On Sun, Jun 27, 2021 at 11:08 PM Peter Geoghegan <pg@bowt.ie> wrote:
> > That said, the relevant table is the active "alarms" table, and it would've
> > gotten plenty of DML with no issue for months running v13.
>
> It might not have been visibly broken without assertions enabled,
> though. I sprinkled nbtdedup.c with these _bt_posting_valid()
> assertions just because it was easy. The assertions were bound to
> catch some problem sooner or later, and had acceptable overhead.

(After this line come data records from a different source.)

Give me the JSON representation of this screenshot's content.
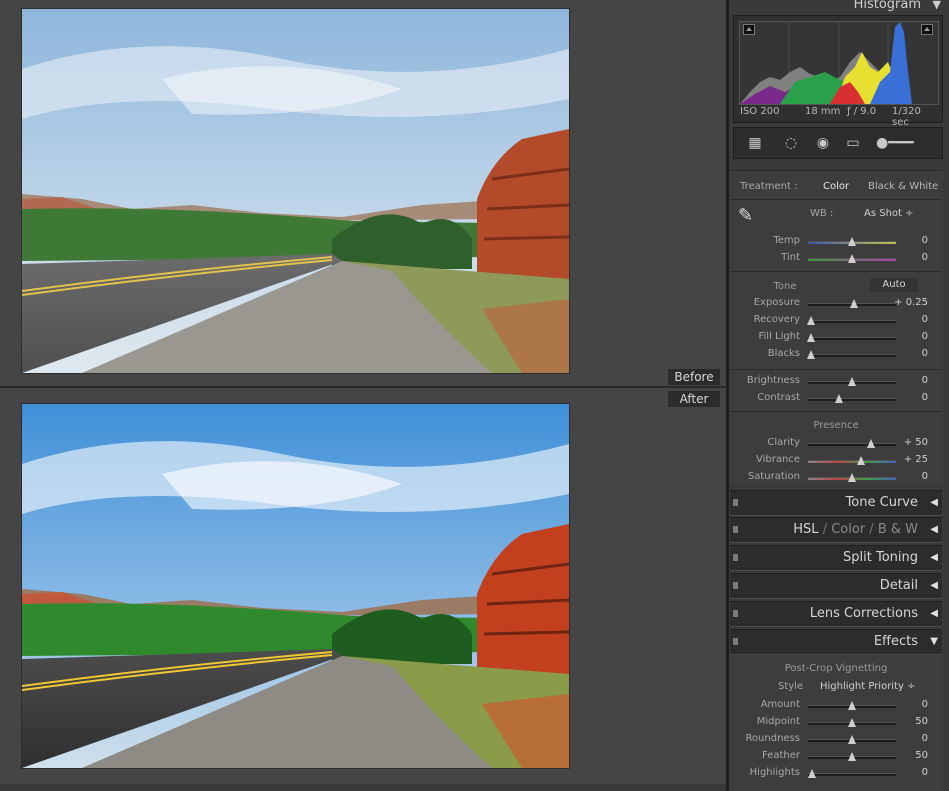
{
  "compare": {
    "before_label": "Before",
    "after_label": "After"
  },
  "histogram": {
    "title": "Histogram",
    "iso": "ISO 200",
    "focal": "18 mm",
    "aperture": "ƒ / 9.0",
    "shutter": "1/320 sec"
  },
  "basic": {
    "treatment_label": "Treatment :",
    "treatment_color": "Color",
    "treatment_bw": "Black & White",
    "wb_label": "WB :",
    "wb_value": "As Shot ÷",
    "tone_label": "Tone",
    "auto_label": "Auto",
    "presence_label": "Presence",
    "sliders": [
      {
        "label": "Temp",
        "value": "0",
        "pos": 0.5
      },
      {
        "label": "Tint",
        "value": "0",
        "pos": 0.5
      },
      {
        "label": "Exposure",
        "value": "+ 0.25",
        "pos": 0.52
      },
      {
        "label": "Recovery",
        "value": "0",
        "pos": 0.03
      },
      {
        "label": "Fill Light",
        "value": "0",
        "pos": 0.03
      },
      {
        "label": "Blacks",
        "value": "0",
        "pos": 0.03
      },
      {
        "label": "Brightness",
        "value": "0",
        "pos": 0.5
      },
      {
        "label": "Contrast",
        "value": "0",
        "pos": 0.35
      },
      {
        "label": "Clarity",
        "value": "+ 50",
        "pos": 0.72
      },
      {
        "label": "Vibrance",
        "value": "+ 25",
        "pos": 0.6
      },
      {
        "label": "Saturation",
        "value": "0",
        "pos": 0.5
      }
    ]
  },
  "panels": {
    "tone_curve": "Tone Curve",
    "hsl": "HSL",
    "color": "Color",
    "bw": "B & W",
    "split_toning": "Split Toning",
    "detail": "Detail",
    "lens_corrections": "Lens Corrections",
    "effects": "Effects"
  },
  "effects": {
    "section": "Post-Crop Vignetting",
    "style_label": "Style",
    "style_value": "Highlight Priority ÷",
    "sliders": [
      {
        "label": "Amount",
        "value": "0",
        "pos": 0.5
      },
      {
        "label": "Midpoint",
        "value": "50",
        "pos": 0.5
      },
      {
        "label": "Roundness",
        "value": "0",
        "pos": 0.5
      },
      {
        "label": "Feather",
        "value": "50",
        "pos": 0.5
      },
      {
        "label": "Highlights",
        "value": "0",
        "pos": 0.05
      }
    ]
  },
  "colors": {
    "panel_bg": "#3d3d3d",
    "header_bg": "#2c2c2c",
    "viewer_bg": "#454545"
  }
}
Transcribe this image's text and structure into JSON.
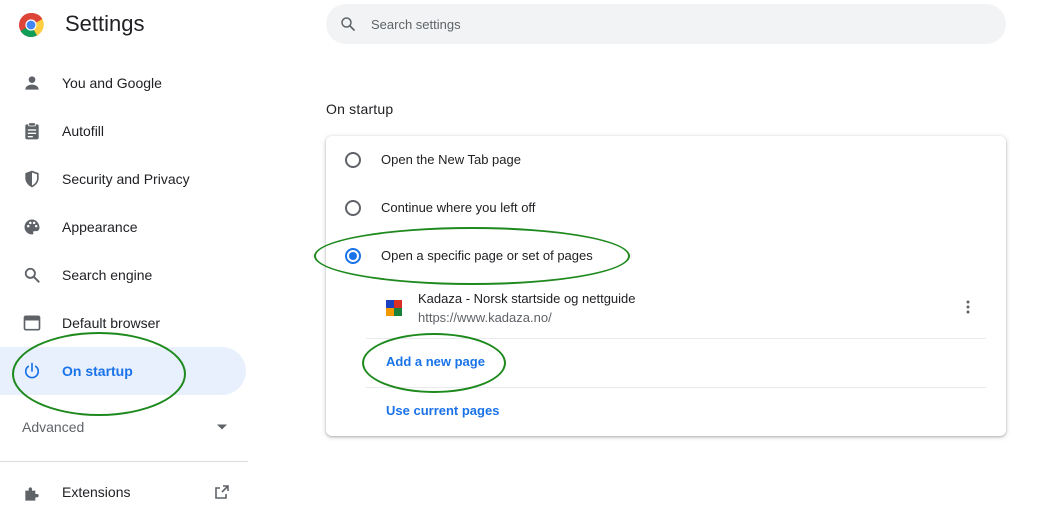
{
  "header": {
    "title": "Settings",
    "search_placeholder": "Search settings"
  },
  "sidebar": {
    "items": [
      {
        "label": "You and Google",
        "icon": "person-icon"
      },
      {
        "label": "Autofill",
        "icon": "clipboard-icon"
      },
      {
        "label": "Security and Privacy",
        "icon": "shield-icon"
      },
      {
        "label": "Appearance",
        "icon": "palette-icon"
      },
      {
        "label": "Search engine",
        "icon": "search-icon"
      },
      {
        "label": "Default browser",
        "icon": "browser-window-icon"
      },
      {
        "label": "On startup",
        "icon": "power-icon",
        "active": true
      }
    ],
    "advanced_label": "Advanced",
    "extensions_label": "Extensions"
  },
  "main": {
    "section_title": "On startup",
    "options": [
      {
        "label": "Open the New Tab page",
        "checked": false
      },
      {
        "label": "Continue where you left off",
        "checked": false
      },
      {
        "label": "Open a specific page or set of pages",
        "checked": true
      }
    ],
    "page_entry": {
      "name": "Kadaza - Norsk startside og nettguide",
      "url": "https://www.kadaza.no/"
    },
    "add_page_label": "Add a new page",
    "use_current_label": "Use current pages"
  },
  "colors": {
    "accent": "#1a73e8",
    "active_bg": "#e8f0fe",
    "annotation": "#1e8a1e"
  }
}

Obviously nothing stops you from running amcheck on the original
database that you're running in production. You won't need to have
enabled assertions to catch the same problem that way. This seems like
the best way to isolate the problem. I strongly suspect that it's the
LVM issue for my own reasons: nothing changed during the Postgres 14
cycle that seems truly related.
The index deletion stuff (commit d168b666823) might seem like an
obvious possible culprit, but I consider it unlikely. I added many
defensive assertions to that code too: _bt_bottomupdel_pass() also
uses exactly the same kind of _bt_posting_valid() assertions directly.
Plus _bt_delitems_delete_check() is highly defensive with assertions
when it processes a posting list tuple. If there was a problem with
any of that code it seems very likely that those assertions would have
failed first.
--
Peter Geoghegan